Row over an ‘uncanny similarity’

Text and drawings in a book from 2014 and a recent exhibition have many things in common

August 31, 2016 12:00 am | Updated September 21, 2016 10:55 am IST - Hyderabad:

It is a battle for credit and images of Muslim freedom fighters of India. A few days after Salar Jung Museum hosted an exhibition of freedom fighters who were Muslim; Syed Naseer Ahamad, a former journalist, has come forward with a claim that he is the author of the information and that the drawings are copied from his book, The Immortals , published in 2014.

“I have been working on freedom fighters for a long time.

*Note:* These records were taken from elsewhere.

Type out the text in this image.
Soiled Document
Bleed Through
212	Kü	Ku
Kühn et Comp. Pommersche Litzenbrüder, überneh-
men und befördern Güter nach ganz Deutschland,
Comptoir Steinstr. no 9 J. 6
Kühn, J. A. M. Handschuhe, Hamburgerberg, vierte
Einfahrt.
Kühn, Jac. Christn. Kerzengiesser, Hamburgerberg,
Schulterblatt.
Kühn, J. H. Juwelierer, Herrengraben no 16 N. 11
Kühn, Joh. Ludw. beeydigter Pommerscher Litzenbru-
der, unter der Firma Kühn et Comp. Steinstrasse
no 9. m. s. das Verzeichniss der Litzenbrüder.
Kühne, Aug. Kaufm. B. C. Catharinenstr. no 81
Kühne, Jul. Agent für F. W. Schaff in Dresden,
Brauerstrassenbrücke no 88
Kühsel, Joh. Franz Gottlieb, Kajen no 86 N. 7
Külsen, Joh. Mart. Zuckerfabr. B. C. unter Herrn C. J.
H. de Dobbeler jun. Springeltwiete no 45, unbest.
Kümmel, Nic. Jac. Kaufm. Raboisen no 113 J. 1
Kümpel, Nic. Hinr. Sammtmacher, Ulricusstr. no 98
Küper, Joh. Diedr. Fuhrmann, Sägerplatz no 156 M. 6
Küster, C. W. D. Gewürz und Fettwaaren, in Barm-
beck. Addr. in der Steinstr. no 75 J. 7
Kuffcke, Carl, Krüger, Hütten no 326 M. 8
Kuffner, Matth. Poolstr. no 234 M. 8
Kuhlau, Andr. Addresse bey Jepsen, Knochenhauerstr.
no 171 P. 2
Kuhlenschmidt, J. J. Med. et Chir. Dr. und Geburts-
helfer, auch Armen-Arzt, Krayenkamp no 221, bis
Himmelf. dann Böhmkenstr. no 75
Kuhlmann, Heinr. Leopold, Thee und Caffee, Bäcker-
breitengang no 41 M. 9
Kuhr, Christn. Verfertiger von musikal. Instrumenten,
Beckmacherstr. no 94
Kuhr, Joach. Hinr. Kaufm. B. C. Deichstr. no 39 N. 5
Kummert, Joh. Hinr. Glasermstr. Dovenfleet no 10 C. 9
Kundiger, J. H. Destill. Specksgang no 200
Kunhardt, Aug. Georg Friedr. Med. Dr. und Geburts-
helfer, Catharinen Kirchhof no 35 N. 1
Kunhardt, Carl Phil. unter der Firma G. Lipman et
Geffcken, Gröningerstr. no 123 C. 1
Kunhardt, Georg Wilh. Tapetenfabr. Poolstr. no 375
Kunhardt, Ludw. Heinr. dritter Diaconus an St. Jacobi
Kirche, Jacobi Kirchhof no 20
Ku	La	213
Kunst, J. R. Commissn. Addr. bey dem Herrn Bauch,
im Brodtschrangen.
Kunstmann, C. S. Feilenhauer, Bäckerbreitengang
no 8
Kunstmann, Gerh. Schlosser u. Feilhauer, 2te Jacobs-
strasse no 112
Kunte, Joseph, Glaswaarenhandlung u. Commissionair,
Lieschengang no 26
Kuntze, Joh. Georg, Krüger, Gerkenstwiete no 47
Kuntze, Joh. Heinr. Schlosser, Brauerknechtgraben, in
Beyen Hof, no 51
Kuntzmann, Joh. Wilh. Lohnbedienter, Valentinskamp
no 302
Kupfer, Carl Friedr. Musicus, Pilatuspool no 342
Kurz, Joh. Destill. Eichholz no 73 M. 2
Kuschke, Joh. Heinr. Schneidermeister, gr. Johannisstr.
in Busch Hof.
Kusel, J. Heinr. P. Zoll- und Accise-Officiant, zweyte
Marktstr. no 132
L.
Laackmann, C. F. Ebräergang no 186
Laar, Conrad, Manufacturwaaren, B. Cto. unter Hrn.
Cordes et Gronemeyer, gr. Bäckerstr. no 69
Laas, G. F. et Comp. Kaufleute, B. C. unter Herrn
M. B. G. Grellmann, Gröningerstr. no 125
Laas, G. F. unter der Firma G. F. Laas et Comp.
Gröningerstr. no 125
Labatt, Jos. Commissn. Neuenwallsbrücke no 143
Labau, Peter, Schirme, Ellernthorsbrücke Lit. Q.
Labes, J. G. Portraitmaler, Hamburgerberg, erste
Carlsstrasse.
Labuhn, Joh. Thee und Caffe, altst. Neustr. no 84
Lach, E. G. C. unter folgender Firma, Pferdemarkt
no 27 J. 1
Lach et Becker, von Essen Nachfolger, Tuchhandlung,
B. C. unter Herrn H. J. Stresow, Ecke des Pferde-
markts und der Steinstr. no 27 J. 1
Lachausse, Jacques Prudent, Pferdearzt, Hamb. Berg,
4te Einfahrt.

My first book was a 32-page Telugu volume of Muslim women freedom fighters of India that was published in 1998. I have written 13 books in all and they are all focussed on freedom fighters.

For this 352-page, The Immortals , I spent nearly 17 years, and now comes this,” says Mr. Naseer.

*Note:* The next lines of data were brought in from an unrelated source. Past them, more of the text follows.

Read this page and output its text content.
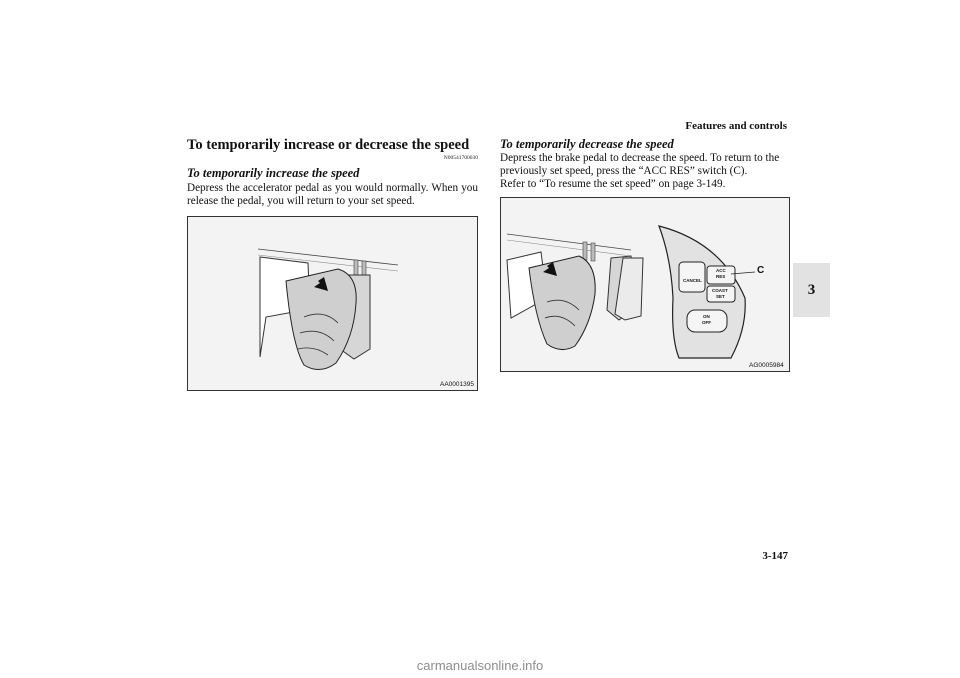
Features and controls
3
To temporarily increase or decrease the speed
N00541700030
To temporarily increase the speed
Depress the accelerator pedal as you would normally. When you release the pedal, you will return to your set speed.
AA0001395
To temporarily decrease the speed
Depress the brake pedal to decrease the speed. To return to the
previously set speed, press the “ACC RES” switch (C).
Refer to “To resume the set speed” on page 3-149.
CANCEL
ACC
RES
COAST
SET
ON
OFF
C
AG0005984
3-147
carmanualsonline.info
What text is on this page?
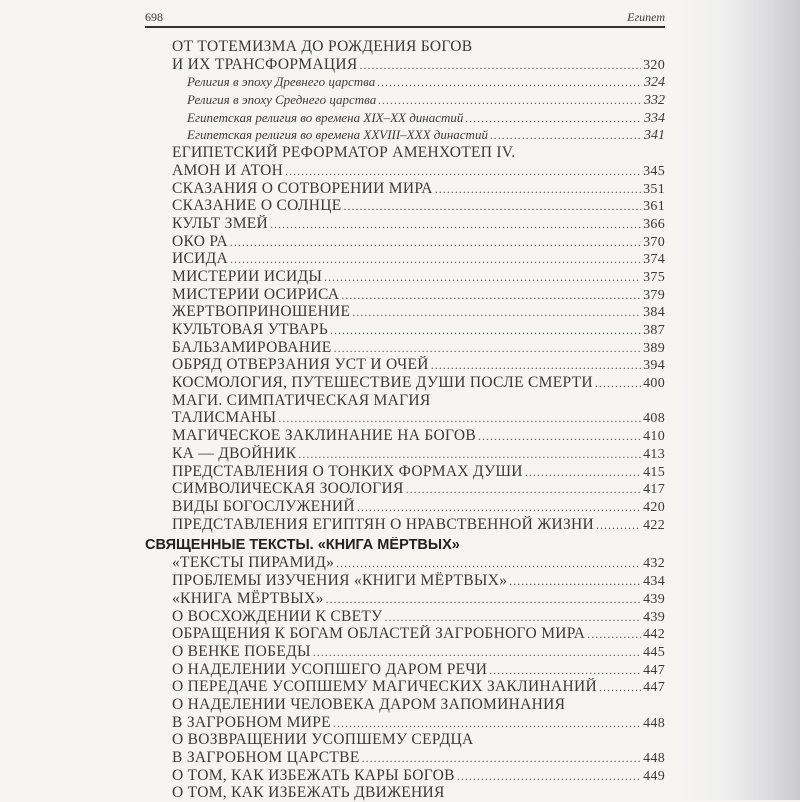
698	Египет
ОТ ТОТЕМИЗМА ДО РОЖДЕНИЯ БОГОВ
И ИХ ТРАНСФОРМАЦИЯ .....	320
Религия в эпоху Древнего царства .....	324
Религия в эпоху Среднего царства .....	332
Египетская религия во времена XIX–XX династий .....	334
Египетская религия во времена XXVIII–XXX династий .....	341
ЕГИПЕТСКИЙ РЕФОРМАТОР АМЕНХОТЕП IV.
АМОН И АТОН .....	345
СКАЗАНИЯ О СОТВОРЕНИИ МИРА .....	351
СКАЗАНИЕ О СОЛНЦЕ .....	361
КУЛЬТ ЗМЕЙ .....	366
ОКО РА .....	370
ИСИДА .....	374
МИСТЕРИИ ИСИДЫ .....	375
МИСТЕРИИ ОСИРИСА .....	379
ЖЕРТВОПРИНОШЕНИЕ .....	384
КУЛЬТОВАЯ УТВАРЬ .....	387
БАЛЬЗАМИРОВАНИЕ .....	389
ОБРЯД ОТВЕРЗАНИЯ УСТ И ОЧЕЙ .....	394
КОСМОЛОГИЯ, ПУТЕШЕСТВИЕ ДУШИ ПОСЛЕ СМЕРТИ .....	400
МАГИ. СИМПАТИЧЕСКАЯ МАГИЯ
ТАЛИСМАНЫ .....	408
МАГИЧЕСКОЕ ЗАКЛИНАНИЕ НА БОГОВ .....	410
КА — ДВОЙНИК .....	413
ПРЕДСТАВЛЕНИЯ О ТОНКИХ ФОРМАХ ДУШИ .....	415
СИМВОЛИЧЕСКАЯ ЗООЛОГИЯ .....	417
ВИДЫ БОГОСЛУЖЕНИЙ .....	420
ПРЕДСТАВЛЕНИЯ ЕГИПТЯН О НРАВСТВЕННОЙ ЖИЗНИ .....	422
СВЯЩЕННЫЕ ТЕКСТЫ. «КНИГА МЁРТВЫХ»
«ТЕКСТЫ ПИРАМИД» .....	432
ПРОБЛЕМЫ ИЗУЧЕНИЯ «КНИГИ МЁРТВЫХ» .....	434
«КНИГА МЁРТВЫХ» .....	439
О ВОСХОЖДЕНИИ К СВЕТУ .....	439
ОБРАЩЕНИЯ К БОГАМ ОБЛАСТЕЙ ЗАГРОБНОГО МИРА .....	442
О ВЕНКЕ ПОБЕДЫ .....	445
О НАДЕЛЕНИИ УСОПШЕГО ДАРОМ РЕЧИ .....	447
О ПЕРЕДАЧЕ УСОПШЕМУ МАГИЧЕСКИХ ЗАКЛИНАНИЙ .....	447
О НАДЕЛЕНИИ ЧЕЛОВЕКА ДАРОМ ЗАПОМИНАНИЯ
В ЗАГРОБНОМ МИРЕ .....	448
О ВОЗВРАЩЕНИИ УСОПШЕМУ СЕРДЦА
В ЗАГРОБНОМ ЦАРСТВЕ .....	448
О ТОМ, КАК ИЗБЕЖАТЬ КАРЫ БОГОВ .....	449
О ТОМ, КАК ИЗБЕЖАТЬ ДВИЖЕНИЯ
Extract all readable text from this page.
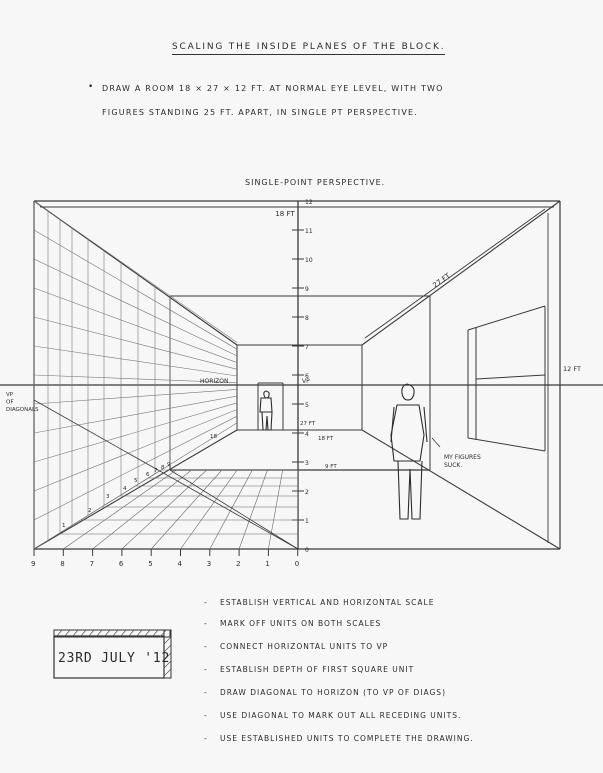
SCALING THE INSIDE PLANES OF THE BLOCK.
• DRAW A ROOM 18 × 27 × 12 FT. AT NORMAL EYE LEVEL, WITH TWO
FIGURES STANDING 25 FT. APART, IN SINGLE PT PERSPECTIVE.
SINGLE-POINT PERSPECTIVE.
12
11
10
9
8
7
6
5
4
3
2
1
0
9	8	7	6	5	4	3	2	1	0
1
2
3
4
5
6
7 8 9
18 FT
27 FT
12 FT
HORIZON	VP
VP
OF
DIAGONALS
27 FT
18 FT
9 FT
18
MY FIGURES
SUCK.
- ESTABLISH VERTICAL AND HORIZONTAL SCALE
- MARK OFF UNITS ON BOTH SCALES
- CONNECT HORIZONTAL UNITS TO VP
- ESTABLISH DEPTH OF FIRST SQUARE UNIT
- DRAW DIAGONAL TO HORIZON (TO VP OF DIAGS)
- USE DIAGONAL TO MARK OUT ALL RECEDING UNITS.
- USE ESTABLISHED UNITS TO COMPLETE THE DRAWING.
23RD JULY '12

“They have reproduced errors and wrong punctuation of the book in the text used at the exhibition. And that’s why I am convinced that they have copied the text. While my book uses the greyscale drawings of V. Justice, Imran’s exhibition uses line drawings but with the same angle,” informed Mr. Naseer.

While Syed Naseer Ahamad claimed that he met Imran in 2012 in Santoshnagar in a café beside Yadagiri Hotel and handed over a model copy of his book, Imran denied any such meeting.

“My younger brother Mobin met him as he wanted a sponsor for the book. My brother gave him Rs. 2.5 lakh to get the book published,” says M.A. Imran, who is an aeronautics engineer, and works in Muscat.

Imran, who has taken the exhibition to Delhi, says he has worked with an artist called Mallikarjun from Nalgonda over time to stage the exhibition.

“I am a portrait artiste. I was approached by Imran in 2013. And the first drawing I did was of Hazrat Mahal,” says Mallikarjun, showing some of the drawings sketched with a sepia-tinted crayon.

The drawings in the book as well as those in the exhibition have an uncanny resemblance to each other.

Both Mr. Imran and Mr. Naseer are now threatening legal action against each other. And how this mystery of similar text and drawings in a book from 2014, and an exhibition from 2016, unravels remains to be seen.